NURTURING YOUR RELATIONSHIP WITH COLORS
Updated: Mar 11
This is an article “Nurturing Your Relationship With Colors” by Marc Primo Warren
Saying ‘life wouldn’t be enjoyable without color’ is a true understatement. Colors influence our emotions, allows us to take in beauty, and can affect our moods in an instant. Whether we see a wide green field or a small jade stone, we’re bound to be mesmerized by the sheer magical gradients that we see around us.
There are a few reasons why colors affect us in many ways than we can ever imagine. Some may calm us down while others might trigger an active sensor within us and provide an energy boost. However, one color may affect us in a way different from others. That’s because each individual nurtures a special relationship with colors and knowing how it works is truly spectacular.

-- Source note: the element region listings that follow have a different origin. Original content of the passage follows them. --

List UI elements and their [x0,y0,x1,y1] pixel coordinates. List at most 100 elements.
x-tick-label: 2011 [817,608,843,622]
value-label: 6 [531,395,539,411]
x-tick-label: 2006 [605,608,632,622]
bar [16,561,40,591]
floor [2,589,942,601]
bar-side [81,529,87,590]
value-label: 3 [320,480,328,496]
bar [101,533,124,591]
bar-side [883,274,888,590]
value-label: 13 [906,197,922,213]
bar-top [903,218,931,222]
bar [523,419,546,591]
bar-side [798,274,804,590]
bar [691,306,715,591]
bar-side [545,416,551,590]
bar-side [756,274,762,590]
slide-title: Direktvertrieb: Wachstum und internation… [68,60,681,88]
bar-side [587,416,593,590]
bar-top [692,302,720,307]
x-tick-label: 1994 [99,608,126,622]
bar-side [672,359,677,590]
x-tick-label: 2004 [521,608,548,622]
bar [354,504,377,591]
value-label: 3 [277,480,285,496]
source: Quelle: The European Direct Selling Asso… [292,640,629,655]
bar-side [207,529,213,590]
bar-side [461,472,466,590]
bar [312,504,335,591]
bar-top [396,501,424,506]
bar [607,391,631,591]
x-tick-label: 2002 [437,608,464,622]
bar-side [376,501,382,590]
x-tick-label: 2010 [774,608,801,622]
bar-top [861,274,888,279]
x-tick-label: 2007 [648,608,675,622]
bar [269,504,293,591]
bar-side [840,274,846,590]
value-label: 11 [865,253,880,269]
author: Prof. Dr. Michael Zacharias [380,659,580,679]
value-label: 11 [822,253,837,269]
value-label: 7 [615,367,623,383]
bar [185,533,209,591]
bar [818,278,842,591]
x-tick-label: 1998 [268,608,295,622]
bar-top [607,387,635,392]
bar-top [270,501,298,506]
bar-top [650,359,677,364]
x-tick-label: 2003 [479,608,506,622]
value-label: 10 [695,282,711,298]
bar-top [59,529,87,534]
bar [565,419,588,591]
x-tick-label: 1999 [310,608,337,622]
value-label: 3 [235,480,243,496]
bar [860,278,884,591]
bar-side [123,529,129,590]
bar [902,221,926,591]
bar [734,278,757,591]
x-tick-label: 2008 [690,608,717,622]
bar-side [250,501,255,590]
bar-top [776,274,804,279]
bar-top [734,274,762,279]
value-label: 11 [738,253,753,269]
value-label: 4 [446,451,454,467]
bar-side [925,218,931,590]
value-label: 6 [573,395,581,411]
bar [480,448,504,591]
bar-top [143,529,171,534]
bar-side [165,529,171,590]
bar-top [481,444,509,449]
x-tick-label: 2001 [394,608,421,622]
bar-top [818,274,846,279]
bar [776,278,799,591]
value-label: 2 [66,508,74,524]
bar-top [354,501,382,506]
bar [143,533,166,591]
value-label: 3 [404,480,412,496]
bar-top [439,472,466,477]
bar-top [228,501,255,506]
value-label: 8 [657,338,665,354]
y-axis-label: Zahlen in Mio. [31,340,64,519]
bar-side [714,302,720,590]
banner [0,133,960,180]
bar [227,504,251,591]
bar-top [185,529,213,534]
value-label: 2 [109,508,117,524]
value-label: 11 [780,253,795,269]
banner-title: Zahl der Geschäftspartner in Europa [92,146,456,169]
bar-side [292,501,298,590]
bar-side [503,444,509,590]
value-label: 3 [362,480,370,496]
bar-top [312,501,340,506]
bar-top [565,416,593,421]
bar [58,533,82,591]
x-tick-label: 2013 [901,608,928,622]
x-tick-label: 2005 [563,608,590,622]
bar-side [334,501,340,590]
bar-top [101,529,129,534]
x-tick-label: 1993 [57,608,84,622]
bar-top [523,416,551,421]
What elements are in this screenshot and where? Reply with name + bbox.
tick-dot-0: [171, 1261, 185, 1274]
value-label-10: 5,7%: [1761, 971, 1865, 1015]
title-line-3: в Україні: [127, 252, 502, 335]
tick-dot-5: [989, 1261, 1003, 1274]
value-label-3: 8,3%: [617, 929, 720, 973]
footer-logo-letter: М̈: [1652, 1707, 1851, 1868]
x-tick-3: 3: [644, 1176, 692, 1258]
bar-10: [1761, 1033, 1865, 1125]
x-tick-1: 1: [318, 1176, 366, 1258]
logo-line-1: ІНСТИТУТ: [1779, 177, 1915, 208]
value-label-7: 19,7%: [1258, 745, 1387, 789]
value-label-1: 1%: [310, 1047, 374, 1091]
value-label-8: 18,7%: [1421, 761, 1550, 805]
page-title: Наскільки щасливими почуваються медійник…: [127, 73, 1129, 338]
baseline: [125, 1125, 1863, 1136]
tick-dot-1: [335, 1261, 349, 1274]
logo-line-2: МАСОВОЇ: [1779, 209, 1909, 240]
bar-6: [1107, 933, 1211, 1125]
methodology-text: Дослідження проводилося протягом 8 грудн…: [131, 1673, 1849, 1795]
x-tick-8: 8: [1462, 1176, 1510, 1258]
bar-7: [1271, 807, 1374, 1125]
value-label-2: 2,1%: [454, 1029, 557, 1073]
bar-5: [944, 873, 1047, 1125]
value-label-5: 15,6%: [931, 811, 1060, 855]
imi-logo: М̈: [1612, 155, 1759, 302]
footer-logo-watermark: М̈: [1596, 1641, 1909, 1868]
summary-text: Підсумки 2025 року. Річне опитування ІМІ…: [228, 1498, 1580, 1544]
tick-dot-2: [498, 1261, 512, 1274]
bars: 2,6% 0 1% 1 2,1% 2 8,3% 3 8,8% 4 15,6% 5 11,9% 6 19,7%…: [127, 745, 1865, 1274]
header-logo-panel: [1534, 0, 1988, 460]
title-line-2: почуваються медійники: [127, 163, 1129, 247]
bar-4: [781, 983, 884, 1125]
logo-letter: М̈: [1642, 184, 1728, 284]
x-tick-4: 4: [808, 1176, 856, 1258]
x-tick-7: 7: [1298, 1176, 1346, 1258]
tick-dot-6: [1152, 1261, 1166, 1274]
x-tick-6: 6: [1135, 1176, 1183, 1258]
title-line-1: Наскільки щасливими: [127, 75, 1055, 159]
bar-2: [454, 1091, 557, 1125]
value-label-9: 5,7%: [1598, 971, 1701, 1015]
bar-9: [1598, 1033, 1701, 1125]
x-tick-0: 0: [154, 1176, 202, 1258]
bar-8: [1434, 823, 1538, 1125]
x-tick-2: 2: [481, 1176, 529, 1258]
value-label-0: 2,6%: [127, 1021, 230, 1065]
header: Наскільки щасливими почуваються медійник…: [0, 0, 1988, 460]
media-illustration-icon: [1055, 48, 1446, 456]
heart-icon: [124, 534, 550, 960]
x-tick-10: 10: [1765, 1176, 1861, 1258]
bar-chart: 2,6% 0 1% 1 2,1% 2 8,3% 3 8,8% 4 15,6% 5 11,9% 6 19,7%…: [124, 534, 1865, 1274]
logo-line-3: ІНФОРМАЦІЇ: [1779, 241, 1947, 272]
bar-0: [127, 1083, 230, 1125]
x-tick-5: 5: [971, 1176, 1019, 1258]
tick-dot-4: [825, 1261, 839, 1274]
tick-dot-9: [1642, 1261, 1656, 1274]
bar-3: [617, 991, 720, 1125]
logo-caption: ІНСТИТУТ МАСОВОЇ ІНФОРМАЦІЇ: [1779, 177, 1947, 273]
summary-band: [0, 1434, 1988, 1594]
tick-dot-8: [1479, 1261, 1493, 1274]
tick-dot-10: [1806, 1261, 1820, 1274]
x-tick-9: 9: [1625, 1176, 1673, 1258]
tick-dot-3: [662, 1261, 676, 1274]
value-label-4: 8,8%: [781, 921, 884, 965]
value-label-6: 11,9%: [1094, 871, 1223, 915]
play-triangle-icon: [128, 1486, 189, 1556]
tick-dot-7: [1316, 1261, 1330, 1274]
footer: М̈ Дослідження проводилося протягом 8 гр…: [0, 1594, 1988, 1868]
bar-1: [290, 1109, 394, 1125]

Colors with universal meanings
Various colors will affect us in different levels. There are social and cultural factors that may suggest how we should react or feel towards a color, like how black is the universal hue for mourning and white is what we associate with light. Colors take parts in representing our own lives as we live them and in that way, one sees yellow as a jolly shade while another may view it as the color for insanity.
Other universal colors that suggest particular associations are red for urgency, aggressiveness, or danger; blue for loneliness, calm, or clarity, and green for cleanliness, good luck, or even a naughty mind. But these colors can also take on a different meaning for each one of us as they are associated with how we live our lives. Red may be your spouse’s favorite color, blue your go-to color for your brand’s ads, or green as the highlight color for those accomplished projects on your spreadsheet.
Tone preferences in color
No matter how we use color, all of us build relationships with them in a way that is different from any other individual. Celebrities like Selena Gomez and Oprah make social stands with the color purple, while others like Rihanna dons the color red because it looks good on her.
In terms of categorizing them into favorites, experts say there are two groups: warm and cool. Red, orange, and yellow belong to warm colors in how they suggest heat, sunlight, or vibrancy. For cool colors, we go to purple, blue, or green—the shade of nature, water, sky, and grass.
Picking the right colors that radiate your true personality doesn’t mean you lean on either warm or cool colors. Instead, you should mix up a palette that can make you feel like it creates the perfect environment for yourself.
Add a little yellow to your cool color ensemble to give it a little visual flair. Warm colors can be inviting more than cool ones, and they can stimulate and trigger stronger emotions like passion and joy, while cooler hues will simply give you a sense of relaxation.
How color defines our personality
Our personality and the range of colors out there will always be interconnected in a way that we choose our preferences according to how they make us feel, sometimes building our personalities around them. Have you ever noticed how Steve Jobs wore the same black turtlenecks or how Ellen DeGeneres is fond of white?
Our relationships with colors tend to give signs of our personality traits but there will always be that specific set of factors that include tone (warm or cool), experiential value, and personal preference. To date, there is still no scientific evidence that validates our relationships with color but there is a universal agreement that affirms how some colors suggest a feeling or emotion specifically that can reflect our own cognitive state and cause an improved psycho-affective balance within us.